NB: Fra qualche giorno a Pietro narrerò del mio immergermi, per la seconda volta , nel suo sbalorditivo libro del 2015 : Lenuccia di vico Neve a Materdei, Protagonista delle Quattro Giornate che salvarono Napoli e gli ebrei (Tullio Pironti Editori).


La puntualità del cronista – che nel pieno della giovinezza anche professionale ha attraversato varie zone di guerra – in queste pagine è risorsa per il romanzo appassionante nato da un lavoro certosino con ricerca documentata . L’acuto conoscitore di Napoli – che sa penetrare nei colori antropogici della città e nell’animo di chi ci vive con vera passione – esprime la drammaticità dei fatti con qualche tocco di raffinata ironia che può emerge solo dall’uso schietto del dialetto napoletano, e da chi lo possiede come struttura culturale della propria storia.

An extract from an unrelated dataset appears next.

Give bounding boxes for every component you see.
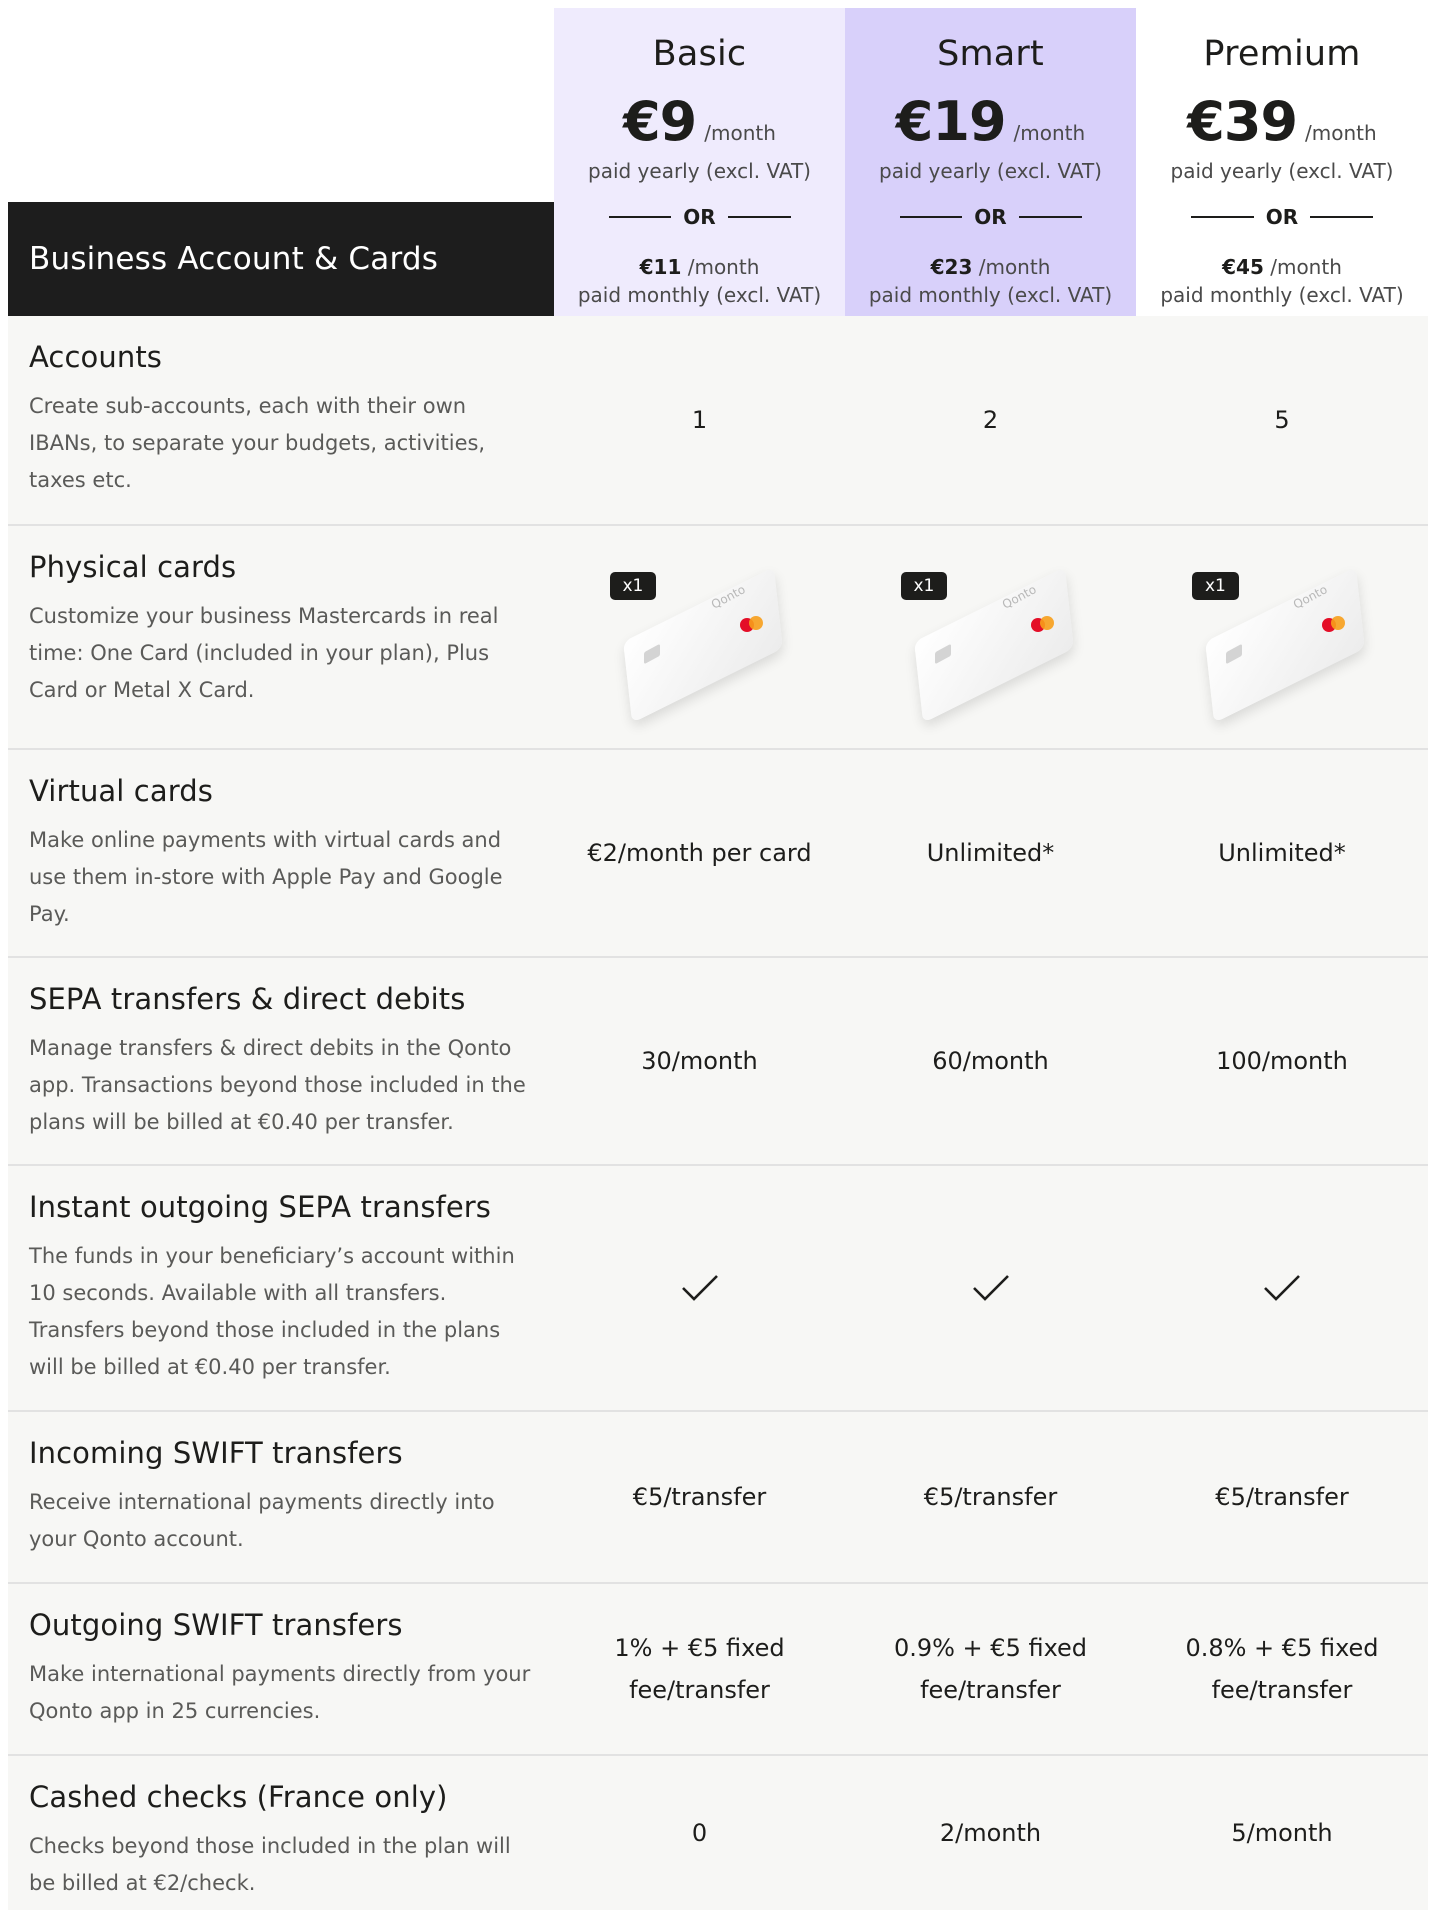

La durezza del racconto di Pietro aggangia e non permette l’abbandono della lettura perchè inaspettatamente il linguaggio diventa lieve e spinge a stare nella storia, anche se cruda. Così prende sempre più luce – come in una preziosa pellicola di un film storico – la trama delle ribellioni di quartiere , di barricate improvvisate, di strategie vincenti nella nostra Napoli delle Quattro Giornate del settembre ‘43 . Soprattuto emerge la potenza dei gesti piccoli e grandi, individuali e collettivi, consapevolmente coraggiosi e inconsapevolmente coraggiosi, delle azioni razionali e di quelle incuranti del pericolo, di operazioni lucide e di quelle con sentimento. Uomini, donne e anche ragazzini si ritrovano concretamente alleati per raggiungere lo scopo vissuto come collettivo : cacciare I tedeschi!“ Bastarono quattro giornate di furia e quattro righe di un dispaccio – emerse dagli archivi della Cia – a impedire che cominciasse da Napoli la deportazione degli ebrei verso le camera a gas. L’operazione infame venne impedita perché “il clima della città era ostile”, ovvero il popolo combatteva “vico vico” ……Napoli, prescelta come remissiva tappa d’avvio alla “soluzione finale” del problema ebraico, fu l’unica grande città d’ Europa a salvare donne e uomini, vecchi e bambini nati sotto la stella di Davide….Questo romanzo dà conto di quanto avvenne alla fine di settembre del 1943, restituendo le esatte dimensioni di un’epopea. Lo fa attraverso la storia di Lenuccia, l’unica napoletana decorata al valor militare, raccontando le sue battaglie nello scenario corale della rivolta, la sua attività nei servizi segreti inglesi, la sua amarezza nel trovarsi come avversari politici quelli che erano stati suoi compagni di barricata, la ribellione alla perdita collettiva della memoria. La vicenda umana di Lenuccia diventa così parabola della decadenza della città e di una straordinaria occasione perduta(P.G.).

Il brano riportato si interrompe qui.